By that time I was in late high school, with other things weighing on my mind, so the slot machine was left idle. The poor thing moved from one place to another for the next 20 years. Finally in the early days of the 21st century I prevailed upon my dad to fix the broken part. When I got the piece back I happily installed it, put a nickel in the slot and pulled down the handle.

What a disappointment. The 70 year old grease and oil had turned to something more like wax, and it couldn’t get through a cycle without wheezing to a halt. A bit of oil and a few more cycles and it would at least run, but when I showed it to my wife she was less than excited about the sad condition of the machine. The verdict was “Not suitable for display in the house”.

Clearly a serious restoration was in order, but we had plenty of other stuff going on in our lives at the time. A year or so later, in the spring of 2004 I sat down to work on it in earnest. I took more pictures, dismantled the case and started in on the mechanism itself.

Over the next month or so I cleaned two sub-assemblies, the reel stop and the coin chute. The rest of the guts were a worse mess, filthy with old grease and oily dust. I couldn’t face more hours of incredibly tedious work with orange solvent, paper towels, a toothbrush and a wire brush. I gave up, and the partially eviscerated mechanism sat on my workbench for five years, mocking me.

Later a friend told me I needed a project to take my mind off my career doldrums, “and not a programming project!” He told me about building furniture in his garage, and I realized that the slot machine was the perfect project for me.
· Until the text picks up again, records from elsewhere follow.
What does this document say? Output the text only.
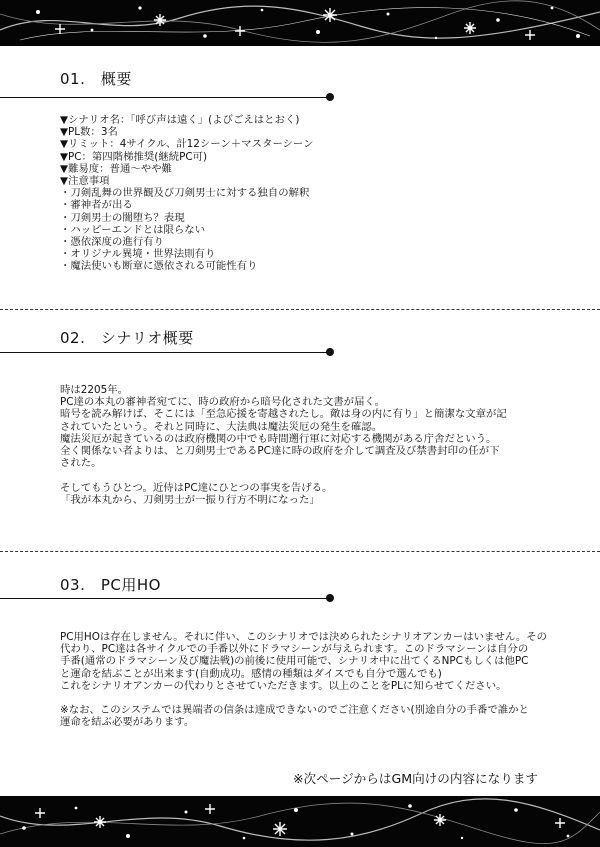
01.　概要
▼シナリオ名：「呼び声は遠く」(よびごえはとおく)
▼PL数：3名
▼リミット：4サイクル、計12シーン＋マスターシーン
▼PC：第四階梯推奨(継続PC可)
▼難易度：普通～やや難
▼注意事項
・刀剣乱舞の世界観及び刀剣男士に対する独自の解釈
・審神者が出る
・刀剣男士の闇堕ち？表現
・ハッピーエンドとは限らない
・憑依深度の進行有り
・オリジナル異境・世界法則有り
・魔法使いも断章に憑依される可能性有り
02.　シナリオ概要
時は2205年。
PC達の本丸の審神者宛てに、時の政府から暗号化された文書が届く。
暗号を読み解けば、そこには「至急応援を寄越されたし。敵は身の内に有り」と簡潔な文章が記
されていたという。それと同時に、大法典は魔法災厄の発生を確認。
魔法災厄が起きているのは政府機関の中でも時間遡行軍に対応する機関がある庁舎だという。
全く関係ない者よりは、と刀剣男士であるPC達に時の政府を介して調査及び禁書封印の任が下
された。
そしてもうひとつ。近侍はPC達にひとつの事実を告げる。
「我が本丸から、刀剣男士が一振り行方不明になった」
03.　PC用HO
PC用HOは存在しません。それに伴い、このシナリオでは決められたシナリオアンカーはいません。その
代わり、PC達は各サイクルでの手番以外にドラマシーンが与えられます。このドラマシーンは自分の
手番(通常のドラマシーン及び魔法戦)の前後に使用可能で、シナリオ中に出てくるNPCもしくは他PC
と運命を結ぶことが出来ます(自動成功。感情の種類はダイスでも自分で選んでも)
これをシナリオアンカーの代わりとさせていただきます。以上のことをPLに知らせてください。
※なお、このシステムでは異端者の信条は達成できないのでご注意ください(別途自分の手番で誰かと
運命を結ぶ必要があります。
※次ページからはGM向けの内容になります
This time, instead of laboriously degreasing each part by hand, I decided to seek professional help. Once I disassembled the mechanism, I took the parts to a local machine shop, and they ran them through their “dishwasher”, which uses soap and high pressure hot water to remove all traces of gack, grunge and grime. I still have to wire-brush the parts and rub them with a lightly oiled cloth, but it’s so much easier than mucking about with solvent and a toothbrush.

(Eventually I’ll get ‘round to posting the results…)

The “UI” of the machine.

Open the back, and you can see the fun parts.
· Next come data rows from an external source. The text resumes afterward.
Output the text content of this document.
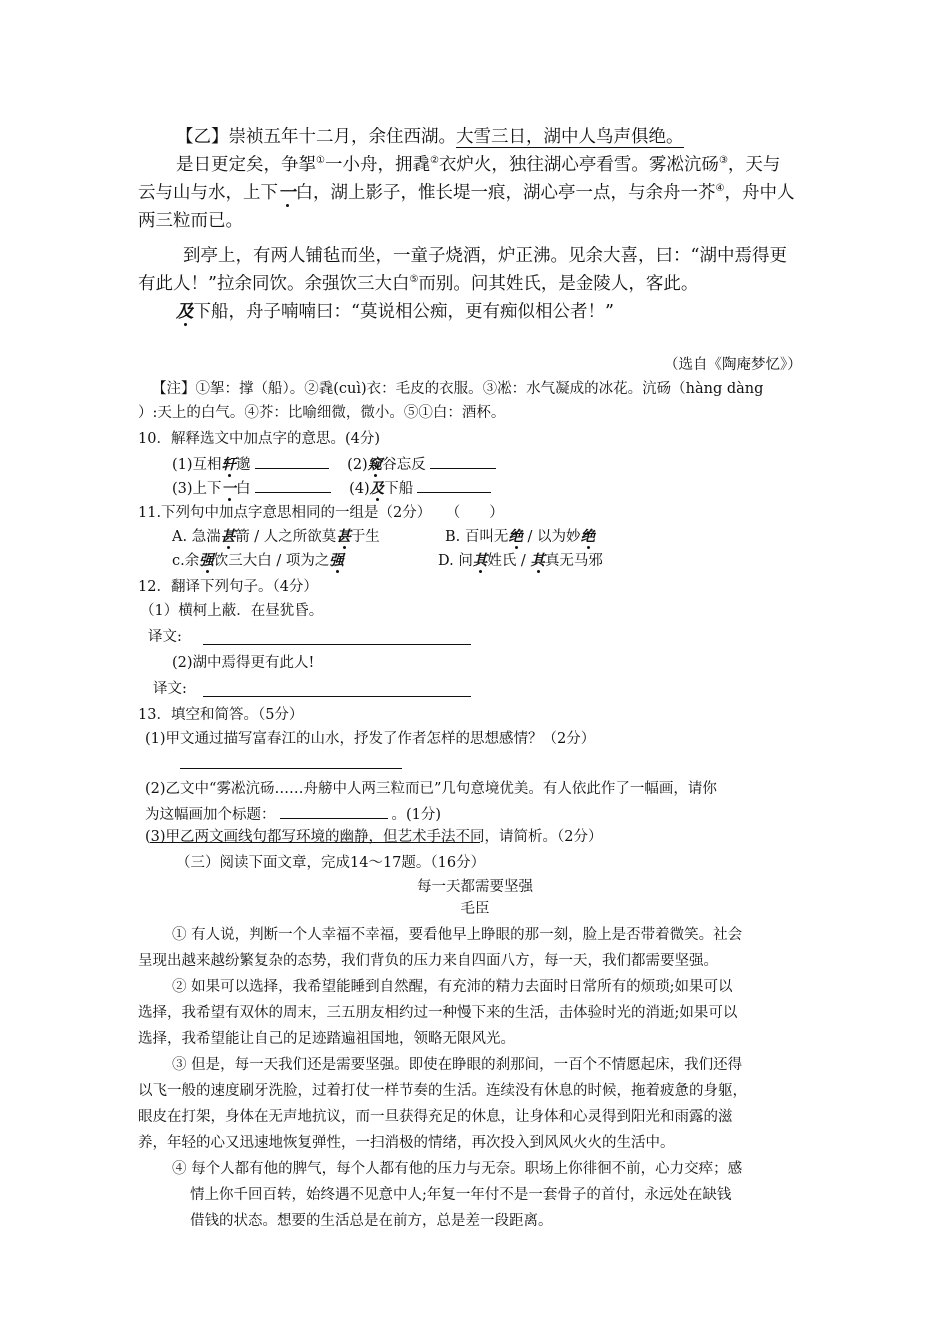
【乙】崇祯五年十二月，余住西湖。大雪三日，湖中人鸟声俱绝。
是日更定矣，争挐①一小舟，拥毳②衣炉火，独往湖心亭看雪。雾凇沆砀③，天与
云与山与水，上下一白，湖上影子，惟长堤一痕，湖心亭一点，与余舟一芥④，舟中人
两三粒而已。
到亭上，有两人铺毡而坐，一童子烧酒，炉正沸。见余大喜，曰：“湖中焉得更
有此人！”拉余同饮。余强饮三大白⑤而别。问其姓氏，是金陵人，客此。
及下船，舟子喃喃曰：“莫说相公痴，更有痴似相公者！”
（选自《陶庵梦忆》）
【注】①挐：撑（船）。②毳(cuì)衣：毛皮的衣服。③凇：水气凝成的冰花。沆砀（hàng dàng
）:天上的白气。④芥：比喻细微，微小。⑤①白：酒杯。
10．解释选文中加点字的意思。(4分)
(1)互相轩邈	(2)窥谷忘反
(3)上下一白	(4)及下船
11.下列句中加点字意思相同的一组是（2分）　　（　　）
A. 急湍甚箭 / 人之所欲莫甚于生	B. 百叫无绝 / 以为妙绝
c.余强饮三大白 / 项为之强	D. 问其姓氏 / 其真无马邪
12．翻译下列句子。（4分）
（1）横柯上蔽．在昼犹昏。
译文:
(2)湖中焉得更有此人!
译文:
13．填空和简答。（5分）
(1)甲文通过描写富春江的山水，抒发了作者怎样的思想感情？（2分）
(2)乙文中“雾凇沆砀……舟艕中人两三粒而已”几句意境优美。有人依此作了一幅画，请你
为这幅画加个标题：	。(1分)
(3)甲乙两文画线句都写环境的幽静，但艺术手法不同，请简析。（2分）
（三）阅读下面文章，完成14～17题。（16分）
每一天都需要坚强
毛臣
① 有人说，判断一个人幸福不幸福，要看他早上睁眼的那一刻，脸上是否带着微笑。社会
呈现出越来越纷繁复杂的态势，我们背负的压力来自四面八方，每一天，我们都需要坚强。
② 如果可以选择，我希望能睡到自然醒，有充沛的精力去面时日常所有的烦琐;如果可以
选择，我希望有双休的周末，三五朋友相约过一种慢下来的生活，击体验时光的消逝;如果可以
选择，我希望能让自己的足迹踏遍祖国地，领略无限风光。
③ 但是，每一天我们还是需要坚强。即使在睁眼的刹那间，一百个不情愿起床，我们还得
以飞一般的速度刷牙洗脸，过着打仗一样节奏的生活。连续没有休息的时候，拖着疲惫的身躯，
眼皮在打架，身体在无声地抗议，而一旦获得充足的休息，让身体和心灵得到阳光和雨露的滋
养，年轻的心又迅速地恢复弹性，一扫消极的情绪，再次投入到风风火火的生活中。
④ 每个人都有他的脾气，每个人都有他的压力与无奈。职场上你徘徊不前，心力交瘁；感
情上你千回百转，始终遇不见意中人;年复一年付不是一套骨子的首付，永远处在缺钱
借钱的状态。想要的生活总是在前方，总是差一段距离。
The mechanism slides out of the case, revealing its rather daunting complexity.

Rube Goldberg would be proud.

It was amazingly filthy.

Left inside the case is the jackpot assembly.

I took apart the case completely, so I can clean, polish and (maybe) repaint it.

Not much left when you pull off all the metal parts.

These parts are clean and ready for reassembly.

This is what the parts looked like when they came back from the machine shop. Bone dry, with a light coating of soap scum.

The frame, wire-brushed, lightly oiled, and reassembled.